The Patient had a history of left medial knee pain and was listed for surgery after an MRI confirmed a significant posterior horn tear of the meniscus along with a small chondral defect.
The Patient consented for and underwent a left knee arthroscopy. However, during surgery the Orthopaedic Surgeon performed two procedures, the first a meniscal repair procedure, and secondly an articular cartilage repair to the medial femoral condyle. The Patient was only broadly consented for the meniscal repair procedure and did not consent to the chondral surgery.
Post-operatively the Patient continued to suffer from significant left medial knee pain, and a second opinion was sought.
Following a further MRI scan a failed meniscal repair was confirmed. The Patient therefore, underwent a second left knee arthroscopy.

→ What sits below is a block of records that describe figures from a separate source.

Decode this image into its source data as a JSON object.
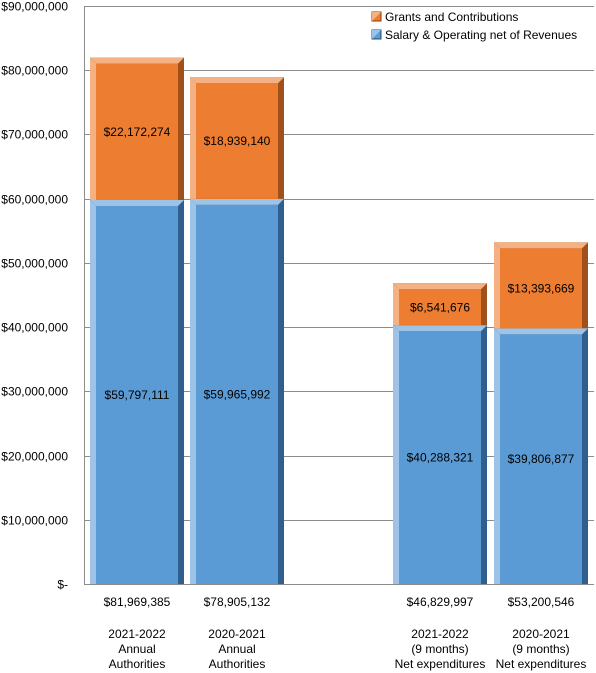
{
  "chart_data": {
    "type": "bar",
    "stacked": true,
    "ylim": [
      0,
      90000000
    ],
    "y_ticks": [
      "$-",
      "$10,000,000",
      "$20,000,000",
      "$30,000,000",
      "$40,000,000",
      "$50,000,000",
      "$60,000,000",
      "$70,000,000",
      "$80,000,000",
      "$90,000,000"
    ],
    "grid": true,
    "legend_position": "top-right",
    "categories": [
      {
        "total_label": "$81,969,385",
        "lines": [
          "2021-2022",
          "Annual",
          "Authorities"
        ]
      },
      {
        "total_label": "$78,905,132",
        "lines": [
          "2020-2021",
          "Annual",
          "Authorities"
        ]
      },
      {
        "total_label": "$46,829,997",
        "lines": [
          "2021-2022",
          "(9 months)",
          "Net expenditures"
        ]
      },
      {
        "total_label": "$53,200,546",
        "lines": [
          "2020-2021",
          "(9 months)",
          "Net expenditures"
        ]
      }
    ],
    "series": [
      {
        "name": "Salary & Operating net of Revenues",
        "color": "#5b9bd5",
        "values": [
          59797111,
          59965992,
          40288321,
          39806877
        ],
        "labels": [
          "$59,797,111",
          "$59,965,992",
          "$40,288,321",
          "$39,806,877"
        ]
      },
      {
        "name": "Grants and Contributions",
        "color": "#ed7d31",
        "values": [
          22172274,
          18939140,
          6541676,
          13393669
        ],
        "labels": [
          "$22,172,274",
          "$18,939,140",
          "$6,541,676",
          "$13,393,669"
        ]
      }
    ],
    "legend_order": [
      1,
      0
    ]
  }
}
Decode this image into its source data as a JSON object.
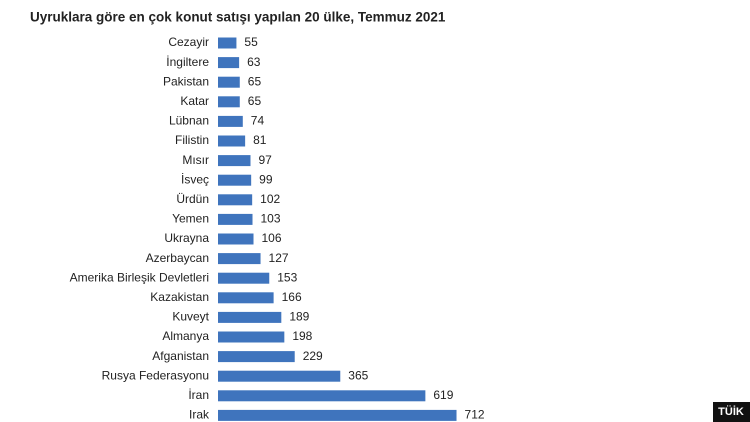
{
  "chart_data": {
    "type": "bar",
    "orientation": "horizontal",
    "title": "Uyruklara göre en çok konut satışı yapılan 20 ülke, Temmuz 2021",
    "categories": [
      "Cezayir",
      "İngiltere",
      "Pakistan",
      "Katar",
      "Lübnan",
      "Filistin",
      "Mısır",
      "İsveç",
      "Ürdün",
      "Yemen",
      "Ukrayna",
      "Azerbaycan",
      "Amerika Birleşik Devletleri",
      "Kazakistan",
      "Kuveyt",
      "Almanya",
      "Afganistan",
      "Rusya Federasyonu",
      "İran",
      "Irak"
    ],
    "values": [
      55,
      63,
      65,
      65,
      74,
      81,
      97,
      99,
      102,
      103,
      106,
      127,
      153,
      166,
      189,
      198,
      229,
      365,
      619,
      712
    ],
    "color": "#3f74bd"
  },
  "logo": "TÜİK"
}
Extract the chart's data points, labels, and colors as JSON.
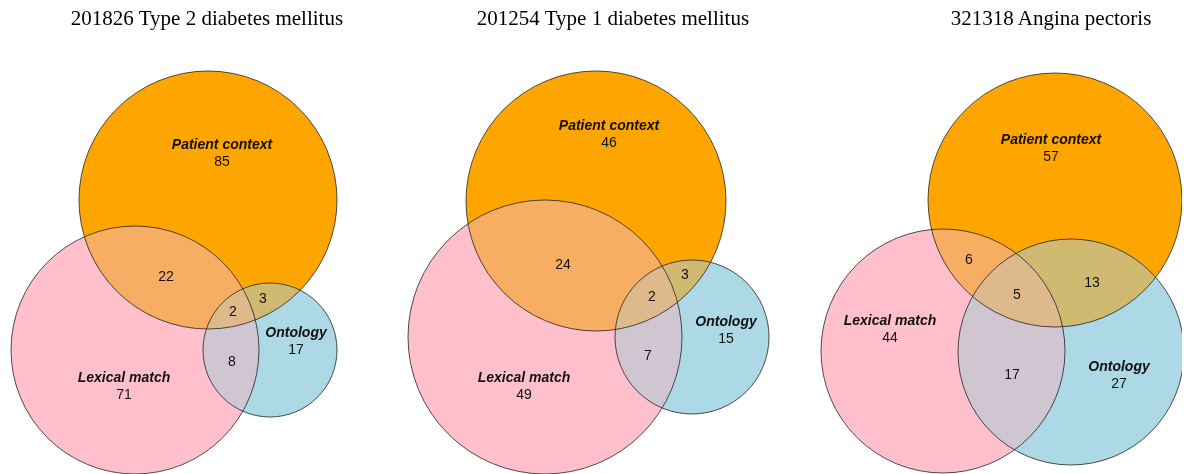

Recommendations to Help Improve Healthcare Standards and Patient Safety
Improving the Standard of Consent
All surgery, especially complex surgery such as this needs thorough consenting. TMLEPs recommendations are that patients should be provided with an information leaflet detailing all the material risks and benefits of the procedure(s). For this case for example, the risks and benefits would be:
- Failure to relieve pain and locking
- Failure of the meniscal repair and revision surgery
- Extended period of non weight bearing
A further recommendation to satisfy the increasingly detailed consent requirments would be, to ensure that any alternative treatment options are discussed in detail with the Patient. In this case for example, alternatives would include:
- Conservative treatment in the form of physiotherapy
- Non steroidal anti-inflammatories
- Activity modification
The final recommendation, in order to ensure any consent can be relied upon, is to ensure that surgeons document their discussions regarding the consent process in the patient’s notes, both at the clinic stage and on the consent form. It is simply not enough to write in the modern day that the ‘risks and benefits have been discussed with the Patient’, they must be more detailed so that they can be relied upon and referred to in the future as and when necessary.
Although surgery itself can be unsuccessful through no fault of the Surgeon, if the Surgeon does not discuss the risks and potential adverse outcomes (such as the meniscal repair failing and the possible need for further chondral surgery), the clinician and healthcare provider leave themselves vulnerable to litigation.